The winter storm names debacle is another embarrassment in and of itself. As I've mentioned before, The Weather Channel created winter storm names not to better keep track of the storms that form (do you remember where you were when Brutus hit?), but it's an elaborate (and free!) social media advertising scheme. The Weather Channel is the only network calling these storms by a name. It is not a standard practice in the United States to name winter storms. The channel itself has no solid criteria for assigning names -- they only say that the storm has to affect a highly populated area with some amount of snow or ice.
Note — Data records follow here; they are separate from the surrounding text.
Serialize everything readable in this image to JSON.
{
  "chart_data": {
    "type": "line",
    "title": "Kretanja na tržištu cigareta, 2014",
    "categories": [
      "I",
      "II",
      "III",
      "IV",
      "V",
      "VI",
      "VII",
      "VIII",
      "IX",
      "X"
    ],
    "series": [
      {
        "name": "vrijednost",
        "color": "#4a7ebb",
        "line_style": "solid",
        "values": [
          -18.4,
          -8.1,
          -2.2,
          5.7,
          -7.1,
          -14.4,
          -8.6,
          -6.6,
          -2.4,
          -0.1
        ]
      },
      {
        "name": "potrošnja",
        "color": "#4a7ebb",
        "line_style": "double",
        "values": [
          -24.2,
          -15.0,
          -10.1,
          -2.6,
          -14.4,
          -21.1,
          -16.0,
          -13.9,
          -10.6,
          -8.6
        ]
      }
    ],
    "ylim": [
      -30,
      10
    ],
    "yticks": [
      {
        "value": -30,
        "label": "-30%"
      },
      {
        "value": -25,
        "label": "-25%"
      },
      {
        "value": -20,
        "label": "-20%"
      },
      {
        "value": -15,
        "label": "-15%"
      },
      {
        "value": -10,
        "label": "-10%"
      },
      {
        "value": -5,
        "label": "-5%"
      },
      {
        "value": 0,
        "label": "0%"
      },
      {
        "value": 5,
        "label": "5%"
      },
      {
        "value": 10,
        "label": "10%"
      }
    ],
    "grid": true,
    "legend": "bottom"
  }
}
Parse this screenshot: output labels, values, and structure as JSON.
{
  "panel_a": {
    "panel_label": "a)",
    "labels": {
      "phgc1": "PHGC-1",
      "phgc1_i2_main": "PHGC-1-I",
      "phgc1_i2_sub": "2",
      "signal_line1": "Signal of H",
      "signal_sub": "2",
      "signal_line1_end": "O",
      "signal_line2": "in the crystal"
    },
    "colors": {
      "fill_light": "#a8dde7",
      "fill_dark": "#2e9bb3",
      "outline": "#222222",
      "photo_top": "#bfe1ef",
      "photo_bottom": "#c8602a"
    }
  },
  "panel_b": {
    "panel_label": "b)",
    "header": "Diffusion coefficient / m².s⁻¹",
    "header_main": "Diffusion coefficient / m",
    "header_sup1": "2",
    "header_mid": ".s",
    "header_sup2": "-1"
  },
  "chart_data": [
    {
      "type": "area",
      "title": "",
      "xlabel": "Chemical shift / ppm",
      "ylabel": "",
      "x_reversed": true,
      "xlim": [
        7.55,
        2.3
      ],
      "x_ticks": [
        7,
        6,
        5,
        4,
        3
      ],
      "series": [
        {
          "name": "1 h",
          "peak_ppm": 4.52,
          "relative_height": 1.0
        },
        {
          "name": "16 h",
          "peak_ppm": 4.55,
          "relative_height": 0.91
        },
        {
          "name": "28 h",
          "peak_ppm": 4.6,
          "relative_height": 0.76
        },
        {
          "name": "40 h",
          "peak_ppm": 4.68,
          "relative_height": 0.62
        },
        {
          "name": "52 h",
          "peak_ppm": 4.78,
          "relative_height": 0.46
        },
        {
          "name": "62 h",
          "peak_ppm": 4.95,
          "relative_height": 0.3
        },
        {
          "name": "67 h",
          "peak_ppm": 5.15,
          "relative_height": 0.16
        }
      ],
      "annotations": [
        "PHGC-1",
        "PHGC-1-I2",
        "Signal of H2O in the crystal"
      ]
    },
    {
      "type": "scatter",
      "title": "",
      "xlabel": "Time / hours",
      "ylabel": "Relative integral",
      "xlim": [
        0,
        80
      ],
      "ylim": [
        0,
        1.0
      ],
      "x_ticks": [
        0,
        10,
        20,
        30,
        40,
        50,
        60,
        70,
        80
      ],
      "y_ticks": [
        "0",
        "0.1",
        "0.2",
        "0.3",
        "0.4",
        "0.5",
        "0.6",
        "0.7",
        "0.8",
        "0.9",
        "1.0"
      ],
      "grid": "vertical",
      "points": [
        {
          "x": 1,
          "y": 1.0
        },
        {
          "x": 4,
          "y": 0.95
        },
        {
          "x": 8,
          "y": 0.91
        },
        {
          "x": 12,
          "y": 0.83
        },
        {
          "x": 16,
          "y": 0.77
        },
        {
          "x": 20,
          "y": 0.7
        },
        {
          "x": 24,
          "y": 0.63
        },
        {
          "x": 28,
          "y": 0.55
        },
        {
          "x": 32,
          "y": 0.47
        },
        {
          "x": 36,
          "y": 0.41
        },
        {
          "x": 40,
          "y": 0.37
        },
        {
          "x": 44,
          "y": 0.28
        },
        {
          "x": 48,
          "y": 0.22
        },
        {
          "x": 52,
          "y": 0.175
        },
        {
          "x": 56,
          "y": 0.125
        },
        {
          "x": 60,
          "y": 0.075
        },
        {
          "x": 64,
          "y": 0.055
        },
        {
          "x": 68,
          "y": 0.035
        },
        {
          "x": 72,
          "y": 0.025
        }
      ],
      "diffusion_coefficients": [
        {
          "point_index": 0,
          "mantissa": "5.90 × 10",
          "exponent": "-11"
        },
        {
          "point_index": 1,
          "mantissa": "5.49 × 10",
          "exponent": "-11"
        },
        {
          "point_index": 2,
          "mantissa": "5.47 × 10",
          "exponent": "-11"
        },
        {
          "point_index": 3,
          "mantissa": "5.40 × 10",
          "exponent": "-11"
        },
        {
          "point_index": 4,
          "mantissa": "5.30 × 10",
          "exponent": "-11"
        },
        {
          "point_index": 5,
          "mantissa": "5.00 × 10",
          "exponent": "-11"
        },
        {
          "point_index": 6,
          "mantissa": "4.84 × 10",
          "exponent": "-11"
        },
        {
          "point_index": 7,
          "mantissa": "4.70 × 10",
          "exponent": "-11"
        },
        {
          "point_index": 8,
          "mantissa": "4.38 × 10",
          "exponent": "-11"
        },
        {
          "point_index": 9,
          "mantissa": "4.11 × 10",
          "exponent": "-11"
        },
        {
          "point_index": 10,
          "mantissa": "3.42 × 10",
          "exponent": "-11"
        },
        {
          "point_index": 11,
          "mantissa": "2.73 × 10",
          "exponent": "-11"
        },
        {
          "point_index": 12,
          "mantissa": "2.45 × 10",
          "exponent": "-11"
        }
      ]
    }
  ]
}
When you refer to Winter Storm Nemo on Facebook or Twitter or in conversation, you're giving The Weather Channel free advertising. People are tuning into the only television network calling it by the name they heard.
The Weather Channel is losing its integrity. It is a shell of its former self. We talk about political DINOs and RINOs, but The Weather Channel seems to be unashamed of its transformation into a WINO: Weather In Name Only.
The Weather Channel used to be a respected institution. They are the reason I love the weather as much as I do today. I watched the channel religiously when I was a little kid, and I learned a great deal of what I know now because of what they aired back in the mid to late 1990s.
But that was fifteen years ago.
After NBC and Comcast bought TWC in the mid 2000s, they turned into a weathertainment machine. They've betrayed the trust they built with their viewers, and now they're trying to exploit their legacy to turn a profit. It's understandable; it's a company. Their whole purpose is to make money. But remember that when Jim Cantore pops up in a commercial and tells you that you might die in a storm if DirecTV drops The Weather Channel.
I often criticize AccuWeather for providing crap weather forecasts and failing to own up when they're wrong. The Weather Channel actually creates decent weather forecasts. They just don't provide them anymore.
Don't let The Weather Channel fool you. They're not there to keep you safe anymore. They need to adapt or die, and they refuse to do either. TWC's parent companies chose to milk the network for maximum profits, so by all means, let the invisible hand of the free market sweep them aside. It's for their own good.